Vogliamo parlare della sessualità degli handicappati?
Seriamente, però.
«E se invece le chiedessi di parlare della sessualità
dei minatori cinesi? È una provocazione
per dirle che, secondo me, la sessualità è una
questione soggettiva: ognuno deve sperimentare
la propria via al piacere senza preclusioni.

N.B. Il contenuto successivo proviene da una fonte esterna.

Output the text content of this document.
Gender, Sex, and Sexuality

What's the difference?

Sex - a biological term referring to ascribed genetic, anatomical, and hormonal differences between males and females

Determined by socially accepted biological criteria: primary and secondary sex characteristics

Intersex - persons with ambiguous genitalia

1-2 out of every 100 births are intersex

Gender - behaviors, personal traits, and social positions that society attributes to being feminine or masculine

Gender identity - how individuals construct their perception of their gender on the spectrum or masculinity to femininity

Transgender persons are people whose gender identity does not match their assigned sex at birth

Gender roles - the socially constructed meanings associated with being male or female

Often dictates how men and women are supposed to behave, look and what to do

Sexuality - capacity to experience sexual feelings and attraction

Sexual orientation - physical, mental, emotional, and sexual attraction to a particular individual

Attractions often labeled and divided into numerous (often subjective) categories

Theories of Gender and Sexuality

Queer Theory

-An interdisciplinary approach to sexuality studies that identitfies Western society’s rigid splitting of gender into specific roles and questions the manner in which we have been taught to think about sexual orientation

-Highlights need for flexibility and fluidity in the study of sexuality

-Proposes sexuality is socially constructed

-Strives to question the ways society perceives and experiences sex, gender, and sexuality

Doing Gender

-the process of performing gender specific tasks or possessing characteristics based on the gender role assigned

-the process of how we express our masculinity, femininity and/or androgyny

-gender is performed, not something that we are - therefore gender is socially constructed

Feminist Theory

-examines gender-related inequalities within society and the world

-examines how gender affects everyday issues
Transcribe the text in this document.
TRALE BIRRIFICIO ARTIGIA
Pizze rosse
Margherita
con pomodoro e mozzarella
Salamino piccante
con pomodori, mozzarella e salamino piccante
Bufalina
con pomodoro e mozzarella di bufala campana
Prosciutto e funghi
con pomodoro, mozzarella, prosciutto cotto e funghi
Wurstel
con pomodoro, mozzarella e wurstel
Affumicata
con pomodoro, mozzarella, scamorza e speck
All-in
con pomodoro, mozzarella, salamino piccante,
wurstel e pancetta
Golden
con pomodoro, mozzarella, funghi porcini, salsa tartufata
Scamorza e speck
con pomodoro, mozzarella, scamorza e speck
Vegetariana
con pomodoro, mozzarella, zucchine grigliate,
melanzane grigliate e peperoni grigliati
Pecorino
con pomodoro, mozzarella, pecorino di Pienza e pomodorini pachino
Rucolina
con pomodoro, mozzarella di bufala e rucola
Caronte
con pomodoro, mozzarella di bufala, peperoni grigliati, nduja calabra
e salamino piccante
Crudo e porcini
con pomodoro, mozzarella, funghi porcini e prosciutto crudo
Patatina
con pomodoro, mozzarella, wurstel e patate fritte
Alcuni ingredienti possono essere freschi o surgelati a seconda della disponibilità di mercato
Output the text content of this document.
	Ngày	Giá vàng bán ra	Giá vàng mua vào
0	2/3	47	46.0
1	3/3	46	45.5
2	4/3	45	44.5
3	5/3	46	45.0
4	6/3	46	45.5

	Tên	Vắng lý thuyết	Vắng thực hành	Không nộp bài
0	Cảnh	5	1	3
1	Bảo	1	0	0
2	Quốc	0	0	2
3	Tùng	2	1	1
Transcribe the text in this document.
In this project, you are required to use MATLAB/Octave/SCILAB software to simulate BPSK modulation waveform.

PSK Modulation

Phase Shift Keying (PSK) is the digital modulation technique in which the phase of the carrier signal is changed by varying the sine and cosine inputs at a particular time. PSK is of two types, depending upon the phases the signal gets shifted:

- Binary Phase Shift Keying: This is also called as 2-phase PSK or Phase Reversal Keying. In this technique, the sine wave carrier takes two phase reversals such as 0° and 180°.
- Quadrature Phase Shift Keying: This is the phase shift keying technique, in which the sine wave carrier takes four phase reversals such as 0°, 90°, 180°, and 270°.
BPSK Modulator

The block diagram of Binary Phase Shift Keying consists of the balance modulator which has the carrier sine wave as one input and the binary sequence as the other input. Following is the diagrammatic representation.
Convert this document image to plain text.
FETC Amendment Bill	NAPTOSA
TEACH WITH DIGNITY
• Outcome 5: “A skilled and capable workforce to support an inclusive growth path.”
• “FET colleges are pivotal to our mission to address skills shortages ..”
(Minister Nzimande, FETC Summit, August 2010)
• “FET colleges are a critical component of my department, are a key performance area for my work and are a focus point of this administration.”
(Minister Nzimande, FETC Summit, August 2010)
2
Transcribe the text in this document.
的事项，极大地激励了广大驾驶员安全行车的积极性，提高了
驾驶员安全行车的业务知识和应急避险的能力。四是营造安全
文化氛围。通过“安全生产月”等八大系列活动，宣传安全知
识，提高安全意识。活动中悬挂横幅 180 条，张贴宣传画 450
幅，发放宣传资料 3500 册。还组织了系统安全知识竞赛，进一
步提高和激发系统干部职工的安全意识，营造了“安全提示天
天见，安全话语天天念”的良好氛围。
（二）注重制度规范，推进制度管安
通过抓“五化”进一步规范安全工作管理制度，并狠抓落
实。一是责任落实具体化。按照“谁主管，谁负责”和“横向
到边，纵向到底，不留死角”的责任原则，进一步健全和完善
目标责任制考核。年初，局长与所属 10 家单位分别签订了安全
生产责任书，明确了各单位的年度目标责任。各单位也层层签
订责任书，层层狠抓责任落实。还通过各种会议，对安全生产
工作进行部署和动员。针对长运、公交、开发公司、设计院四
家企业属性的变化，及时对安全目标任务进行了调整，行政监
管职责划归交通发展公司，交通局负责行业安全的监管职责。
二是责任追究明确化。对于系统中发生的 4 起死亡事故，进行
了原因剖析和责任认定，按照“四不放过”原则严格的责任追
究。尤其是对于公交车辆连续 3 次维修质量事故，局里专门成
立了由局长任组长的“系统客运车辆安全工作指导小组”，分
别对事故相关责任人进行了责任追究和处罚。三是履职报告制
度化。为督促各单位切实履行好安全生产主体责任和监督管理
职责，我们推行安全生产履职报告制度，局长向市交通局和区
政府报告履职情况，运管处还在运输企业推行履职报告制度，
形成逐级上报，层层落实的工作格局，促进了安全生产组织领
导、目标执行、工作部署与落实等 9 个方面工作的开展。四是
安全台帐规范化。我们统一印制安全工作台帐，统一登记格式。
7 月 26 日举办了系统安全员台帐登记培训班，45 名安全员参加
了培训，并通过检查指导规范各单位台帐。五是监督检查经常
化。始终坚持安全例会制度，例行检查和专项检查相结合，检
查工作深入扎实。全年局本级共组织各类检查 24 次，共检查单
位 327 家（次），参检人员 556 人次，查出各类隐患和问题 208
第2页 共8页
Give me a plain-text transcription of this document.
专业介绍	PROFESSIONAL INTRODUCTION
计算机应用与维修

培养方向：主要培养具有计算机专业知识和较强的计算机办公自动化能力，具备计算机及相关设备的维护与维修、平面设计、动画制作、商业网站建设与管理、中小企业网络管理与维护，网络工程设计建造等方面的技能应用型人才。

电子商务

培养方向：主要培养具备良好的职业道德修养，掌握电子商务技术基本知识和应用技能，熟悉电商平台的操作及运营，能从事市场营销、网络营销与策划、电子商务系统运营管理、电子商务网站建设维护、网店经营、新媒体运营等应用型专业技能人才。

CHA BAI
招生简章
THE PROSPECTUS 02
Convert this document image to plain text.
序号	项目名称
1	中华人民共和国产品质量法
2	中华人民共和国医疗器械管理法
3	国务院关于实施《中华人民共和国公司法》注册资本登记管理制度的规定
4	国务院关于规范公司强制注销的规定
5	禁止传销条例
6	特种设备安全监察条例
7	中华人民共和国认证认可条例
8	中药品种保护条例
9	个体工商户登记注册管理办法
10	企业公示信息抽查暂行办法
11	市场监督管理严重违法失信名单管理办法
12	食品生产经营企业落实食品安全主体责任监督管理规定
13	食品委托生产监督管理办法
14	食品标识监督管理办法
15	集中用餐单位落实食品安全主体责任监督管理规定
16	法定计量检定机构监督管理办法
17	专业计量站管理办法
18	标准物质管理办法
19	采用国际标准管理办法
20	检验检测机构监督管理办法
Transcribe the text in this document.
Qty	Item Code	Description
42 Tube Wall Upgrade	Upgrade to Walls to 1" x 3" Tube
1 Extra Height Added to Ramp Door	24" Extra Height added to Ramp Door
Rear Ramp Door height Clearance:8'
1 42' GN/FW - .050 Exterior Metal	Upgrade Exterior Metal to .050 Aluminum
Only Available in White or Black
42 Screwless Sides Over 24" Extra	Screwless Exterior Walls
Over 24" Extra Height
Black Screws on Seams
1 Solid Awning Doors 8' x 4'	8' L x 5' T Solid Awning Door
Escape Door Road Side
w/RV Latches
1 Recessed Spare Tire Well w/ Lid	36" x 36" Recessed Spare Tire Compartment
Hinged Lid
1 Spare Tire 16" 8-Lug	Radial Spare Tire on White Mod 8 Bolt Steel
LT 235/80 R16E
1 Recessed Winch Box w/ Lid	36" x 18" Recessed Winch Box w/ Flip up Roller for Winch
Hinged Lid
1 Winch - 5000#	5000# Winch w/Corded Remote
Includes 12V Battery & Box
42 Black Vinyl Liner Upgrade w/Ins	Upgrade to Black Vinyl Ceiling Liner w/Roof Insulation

E poi, tornando a me, è vero che ho avuto le
donne come le Olimpiadi però, ogni volta, ho
fatto il record»
Ha cercato anche l’amore a
pagamento, ma nemmeno
le prostitute l’hanno presa
sul serio. Non è degradante
contrattare la carne umana?
«Ero molto combattuto.
L’amore non si compra, mi dicevo.
Poi però, razionalizzando,
sono giunto alla conclusione che,
almeno nel miocaso,
si sarebbe trattato di un
noleggio. Era una straniera.
La mia camminata ondulatoria
la convinse che mi fossi
perso per strada. La cosa bella
fu che, non appena provavo
a spiegarle le mie serie intenzioni
di acquirente, lei mi
ripeteva: “Tranquillo, non
agitare, essere io qua con te!
Non agitare, adesso chiamo
polizia e faccio accompagnare te a casa”. Ho
voluto raccontare questa vicenda paradossale
per sottolineare che anche una persona ai margini
della società, come una prostituta, può diventare
prigioniera del pregiudizio secondo
cui l’handicappato è asessuato».
Sa di altri disabili che abbiano portato in scena prima di lei uno spettacolo satirico incentrato sull’handicap?
«Non mi risulta. E spero che non ce ne siano in futuro. Sa, io credo nel libero mercato, ma non sopporto la concorrenza».